South Korean reporter travels halfway across the world, documents rice donations

Felix Kwon, a reporter from South Korea who works for the Korean Broadcasting System (KBS), ventured 18 hours this past September to visit the small city of Woodland — all for rice. Felix had traveled halfway across the world with a film crew to visit the Yolo Food Bank (YFB) established there.

Recently, the South Korean government put into effect a rice donation program for their local food banks. As a result, Kwon came to learn more about small local food banks and decided to interview those involved, namely those associated with rice production, a staple in a typical Asian diet. KBS, the largest public television network in South Korea, allowed Kwon to choose his destination for the documentary.

The team began their research and came upon YFB, which distributes across 11 counties and has donated 355,294 pounds of rice, totalling over 4 million individual servings for those in need. Conaway Ranch, a large corporation of rice-growers located in Woodland, largely contributes to this effort as YFB’s greatest benefactor.

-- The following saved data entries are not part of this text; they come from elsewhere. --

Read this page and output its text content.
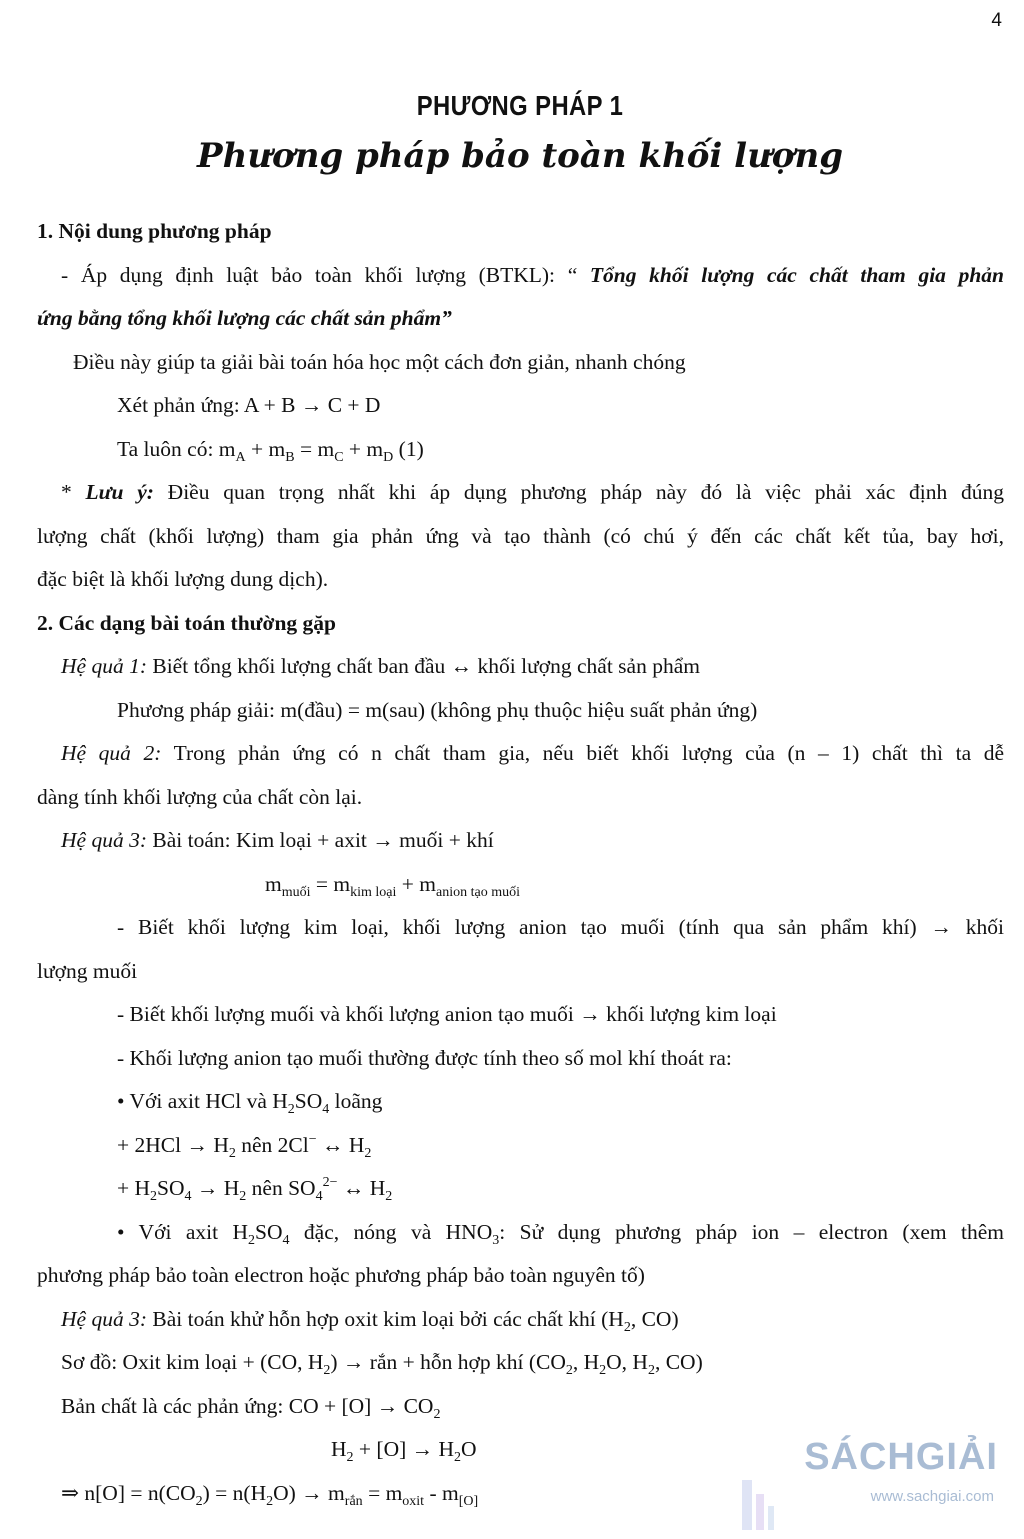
4
PHƯƠNG PHÁP 1
Phương pháp bảo toàn khối lượng
1. Nội dung phương pháp
- Áp dụng định luật bảo toàn khối lượng (BTKL): “ Tổng khối lượng các chất tham gia phản
ứng bằng tổng khối lượng các chất sản phẩm”
Điều này giúp ta giải bài toán hóa học một cách đơn giản, nhanh chóng
Xét phản ứng: A + B → C + D
Ta luôn có: $m_A + m_B = m_C + m_D$ (1)
* Lưu ý: Điều quan trọng nhất khi áp dụng phương pháp này đó là việc phải xác định đúng
lượng chất (khối lượng) tham gia phản ứng và tạo thành (có chú ý đến các chất kết tủa, bay hơi,
đặc biệt là khối lượng dung dịch).
2. Các dạng bài toán thường gặp
Hệ quả 1: Biết tổng khối lượng chất ban đầu ↔ khối lượng chất sản phẩm
Phương pháp giải: m(đầu) = m(sau) (không phụ thuộc hiệu suất phản ứng)
Hệ quả 2: Trong phản ứng có n chất tham gia, nếu biết khối lượng của (n – 1) chất thì ta dễ
dàng tính khối lượng của chất còn lại.
Hệ quả 3: Bài toán: Kim loại + axit → muối + khí
$m_{muối} = m_{kim loại} + m_{anion tạo muối}$
- Biết khối lượng kim loại, khối lượng anion tạo muối (tính qua sản phẩm khí) → khối
lượng muối
- Biết khối lượng muối và khối lượng anion tạo muối → khối lượng kim loại
- Khối lượng anion tạo muối thường được tính theo số mol khí thoát ra:
• Với axit HCl và $H_2SO_4$ loãng
+ $2HCl \to H_2$ nên 2Cl− ↔ $H_2$
+ $H_2SO_4 \to H_2$ nên $SO_4^{2-}$ ↔ $H_2$
• Với axit $H_2SO_4$ đặc, nóng và $HNO_3$: Sử dụng phương pháp ion – electron (xem thêm
phương pháp bảo toàn electron hoặc phương pháp bảo toàn nguyên tố)
Hệ quả 3: Bài toán khử hỗn hợp oxit kim loại bởi các chất khí ($H_2$, CO)
Sơ đồ: Oxit kim loại + (CO, $H_2$) → rắn + hỗn hợp khí ($CO_2$, $H_2O$, $H_2$, CO)
Bản chất là các phản ứng: CO + $[O] \to CO_2$
$H_2 + [O] \to H_2O$
⇒ $n[O] = n(CO_2) = n(H_2O) \to m_{rắn} = m_{oxit} - m_{[O]}$
SÁCHGIẢI
www.sachgiai.com
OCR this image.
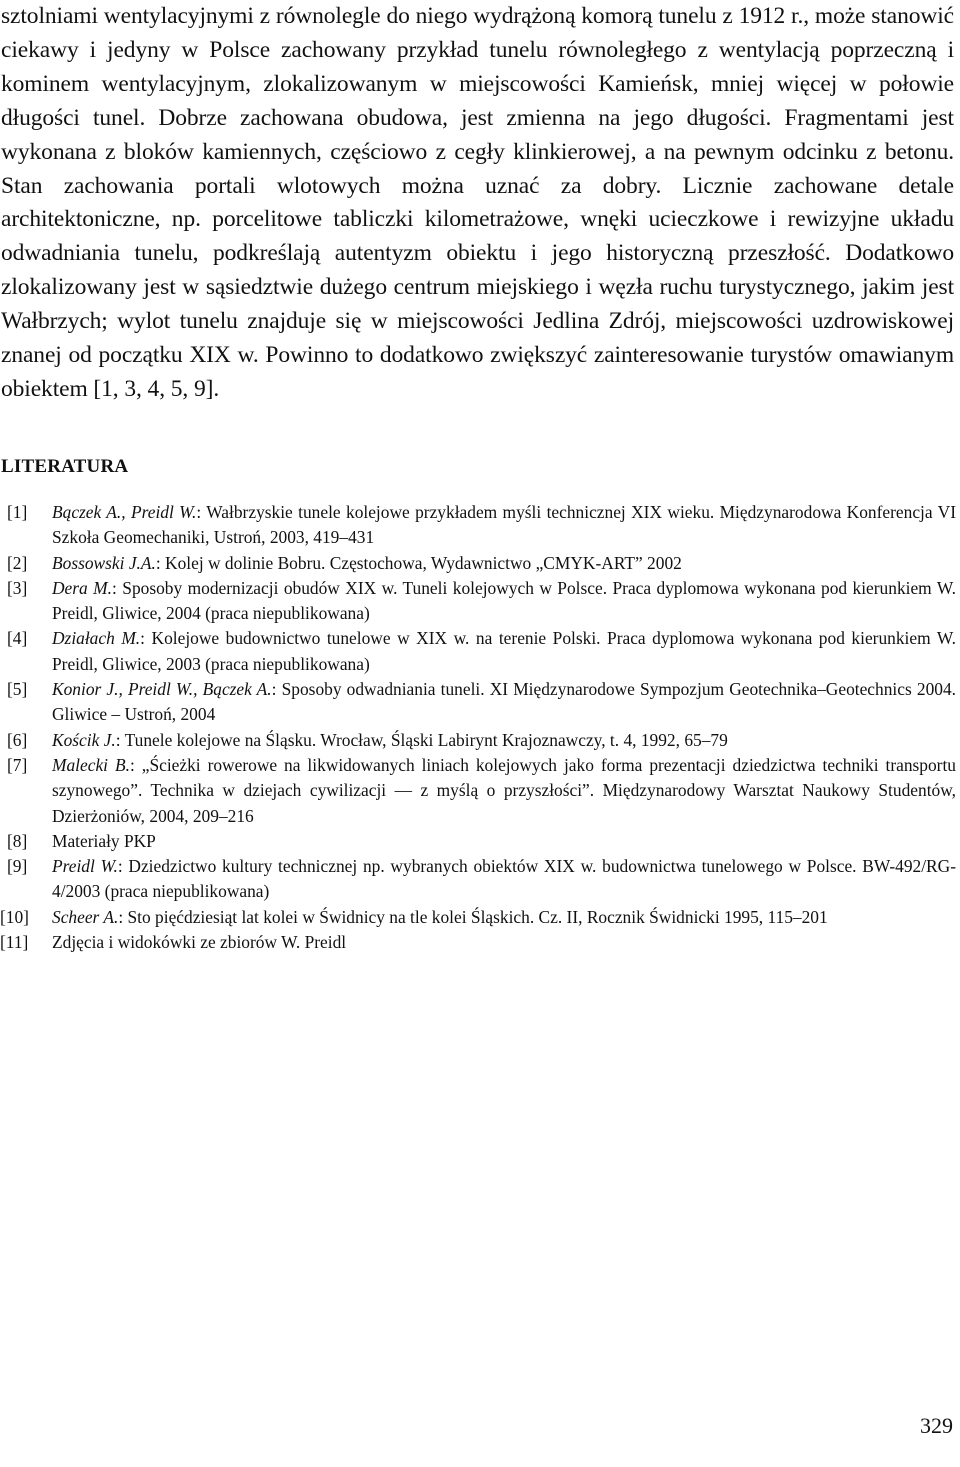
sztolniami wentylacyjnymi z równolegle do niego wydrążoną komorą tunelu z 1912 r., może stanowić ciekawy i jedyny w Polsce zachowany przykład tunelu równoległego z wentylacją poprzeczną i kominem wentylacyjnym, zlokalizowanym w miejscowości Kamieńsk, mniej więcej w połowie długości tunel. Dobrze zachowana obudowa, jest zmienna na jego długości. Fragmentami jest wykonana z bloków kamiennych, częściowo z cegły klinkierowej, a na pewnym odcinku z betonu. Stan zachowania portali wlotowych można uznać za dobry. Licznie zachowane detale architektoniczne, np. porcelitowe tabliczki kilometrażowe, wnęki ucieczkowe i rewizyjne układu odwadniania tunelu, podkreślają autentyzm obiektu i jego historyczną przeszłość. Dodatkowo zlokalizowany jest w sąsiedztwie dużego centrum miejskiego i węzła ruchu turystycznego, jakim jest Wałbrzych; wylot tunelu znajduje się w miejscowości Jedlina Zdrój, miejscowości uzdrowiskowej znanej od początku XIX w. Powinno to dodatkowo zwiększyć zainteresowanie turystów omawianym obiektem [1, 3, 4, 5, 9].

LITERATURA
[1] Bączek A., Preidl W.: Wałbrzyskie tunele kolejowe przykładem myśli technicznej XIX wieku. Międzynarodowa Konferencja VI Szkoła Geomechaniki, Ustroń, 2003, 419–431
[2] Bossowski J.A.: Kolej w dolinie Bobru. Częstochowa, Wydawnictwo „CMYK-ART” 2002
[3] Dera M.: Sposoby modernizacji obudów XIX w. Tuneli kolejowych w Polsce. Praca dyplomowa wykonana pod kierunkiem W. Preidl, Gliwice, 2004 (praca niepublikowana)
[4] Działach M.: Kolejowe budownictwo tunelowe w XIX w. na terenie Polski. Praca dyplomowa wykonana pod kierunkiem W. Preidl, Gliwice, 2003 (praca niepublikowana)
[5] Konior J., Preidl W., Bączek A.: Sposoby odwadniania tuneli. XI Międzynarodowe Sympozjum Geotechnika–Geotechnics 2004. Gliwice – Ustroń, 2004
[6] Kościk J.: Tunele kolejowe na Śląsku. Wrocław, Śląski Labirynt Krajoznawczy, t. 4, 1992, 65–79
[7] Malecki B.: „Ścieżki rowerowe na likwidowanych liniach kolejowych jako forma prezentacji dziedzictwa techniki transportu szynowego”. Technika w dziejach cywilizacji — z myślą o przyszłości”. Międzynarodowy Warsztat Naukowy Studentów, Dzierżoniów, 2004, 209–216
[8] Materiały PKP
[9] Preidl W.: Dziedzictwo kultury technicznej np. wybranych obiektów XIX w. budownictwa tunelowego w Polsce. BW-492/RG-4/2003 (praca niepublikowana)
[10] Scheer A.: Sto pięćdziesiąt lat kolei w Świdnicy na tle kolei Śląskich. Cz. II, Rocznik Świdnicki 1995, 115–201
[11] Zdjęcia i widokówki ze zbiorów W. Preidl

329
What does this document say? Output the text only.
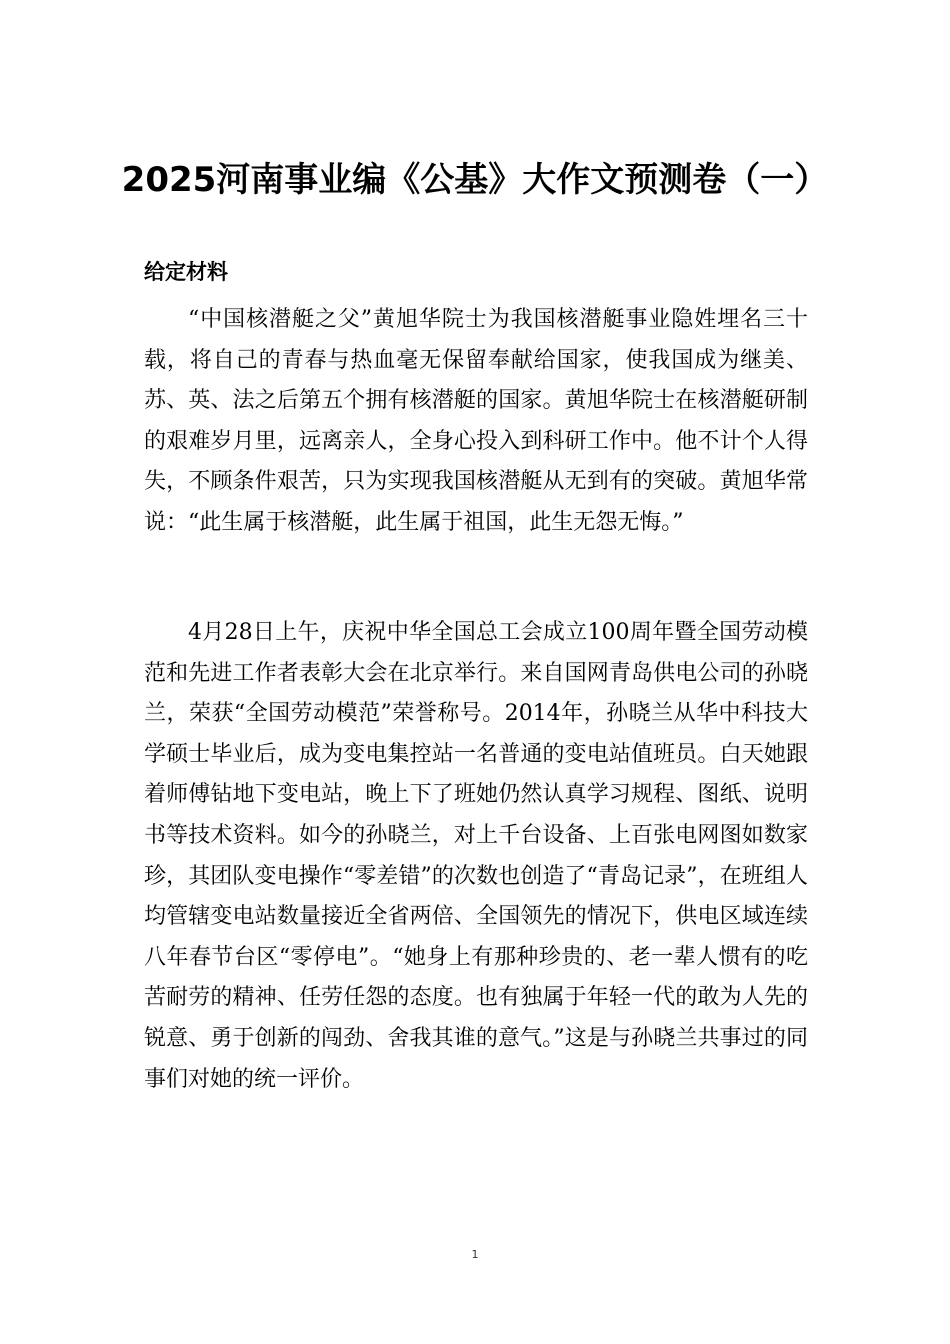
2025河南事业编《公基》大作文预测卷（一）
给定材料

“中国核潜艇之父”黄旭华院士为我国核潜艇事业隐姓埋名三十载，将自己的青春与热血毫无保留奉献给国家，使我国成为继美、苏、英、法之后第五个拥有核潜艇的国家。黄旭华院士在核潜艇研制的艰难岁月里，远离亲人，全身心投入到科研工作中。他不计个人得失，不顾条件艰苦，只为实现我国核潜艇从无到有的突破。黄旭华常说：“此生属于核潜艇，此生属于祖国，此生无怨无悔。”

4月28日上午，庆祝中华全国总工会成立100周年暨全国劳动模范和先进工作者表彰大会在北京举行。来自国网青岛供电公司的孙晓兰，荣获“全国劳动模范”荣誉称号。2014年，孙晓兰从华中科技大学硕士毕业后，成为变电集控站一名普通的变电站值班员。白天她跟着师傅钻地下变电站，晚上下了班她仍然认真学习规程、图纸、说明书等技术资料。如今的孙晓兰，对上千台设备、上百张电网图如数家珍，其团队变电操作“零差错”的次数也创造了“青岛记录”，在班组人均管辖变电站数量接近全省两倍、全国领先的情况下，供电区域连续八年春节台区“零停电”。“她身上有那种珍贵的、老一辈人惯有的吃苦耐劳的精神、任劳任怨的态度。也有独属于年轻一代的敢为人先的锐意、勇于创新的闯劲、舍我其谁的意气。”这是与孙晓兰共事过的同事们对她的统一评价。

1
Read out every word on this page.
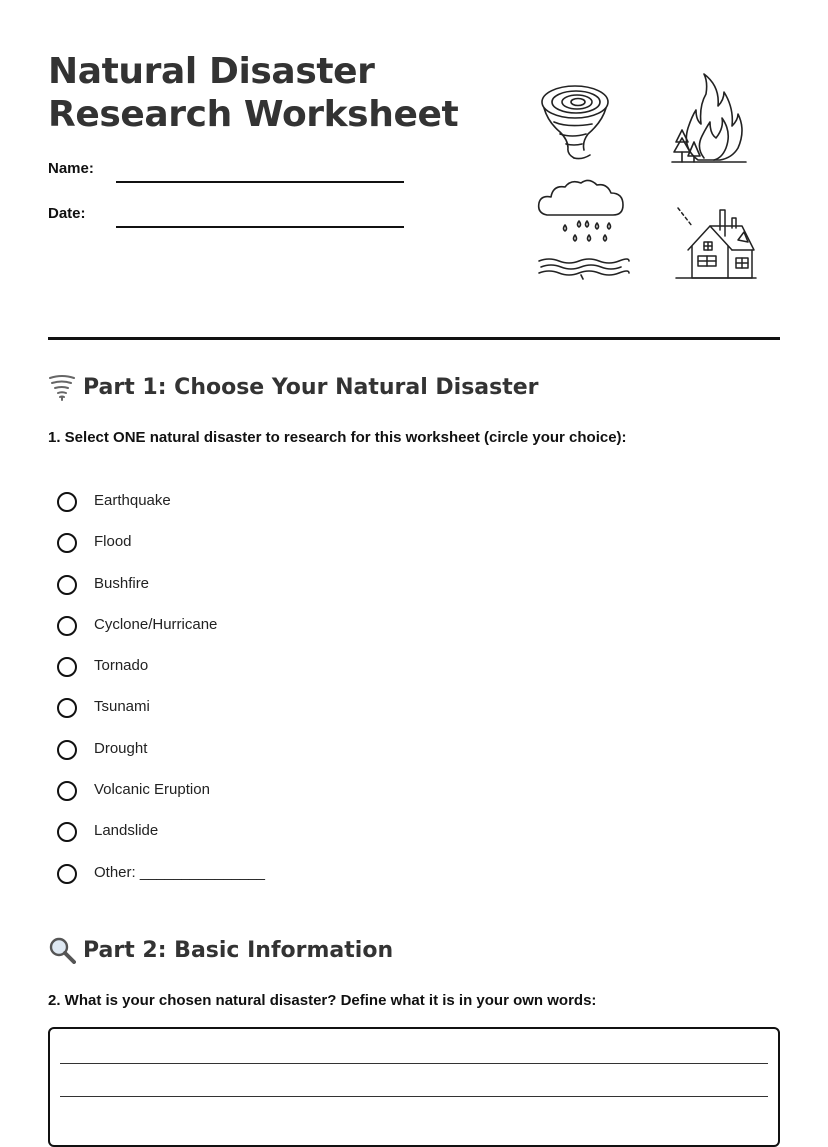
Natural Disaster
Research Worksheet
Name:
Date:
Part 1: Choose Your Natural Disaster
1. Select ONE natural disaster to research for this worksheet (circle your choice):
Earthquake
Flood
Bushfire
Cyclone/Hurricane
Tornado
Tsunami
Drought
Volcanic Eruption
Landslide
Other: _______________
Part 2: Basic Information
2. What is your chosen natural disaster? Define what it is in your own words:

This system intrigued Kwon, since South Korea’s public programs for food-insecure residents differ widely from those in Yolo County. Kwon paid particular attention to the relationship between the YFB and the ranch.

“Rice is a staple of the Korean diet and if we can create this kind of partnership between rice farmers and food banks in South Korea, it could help a lot of hungry people,” Kwon said in “Yolo Food Bank attracts international attention.

The idea that farmers were willing to donate their own profits to help those in need perplexed Kwon. However, YFB marketing and communications coordinator Kevin Brown and Conaway Ranch environmental consultant Maya Kepner agreed that the farmers belong to a community where people care about each other and want the best for their neighborhoods.

“We live in this agricultural region that produces some of the world’s finest produce. Our proximity to it allows us to form partnerships with local farmers who want to do good and help their neighbors in need,” Brown said. “A lot of growers participate in our Shared Harvest program where they pledge a small percentage of each harvest to the Food Bank, we then turn around and redistribute it throughout the community. It’s a beautiful thing that fulfills a real need right here at home.”

The Conaway Ranch Shared Harvest program has helped donate rice and produce to programs for food-insecure individuals and families for the last three years, donating about 163,000 pounds of rice to various food banks across California.

“What started out as just Yolo County now reaches about 18 counties in California,” Kepner said. “It’s a story of people coming together — the farmers, the ownership group and the local food banks to provide food for people who really need it.”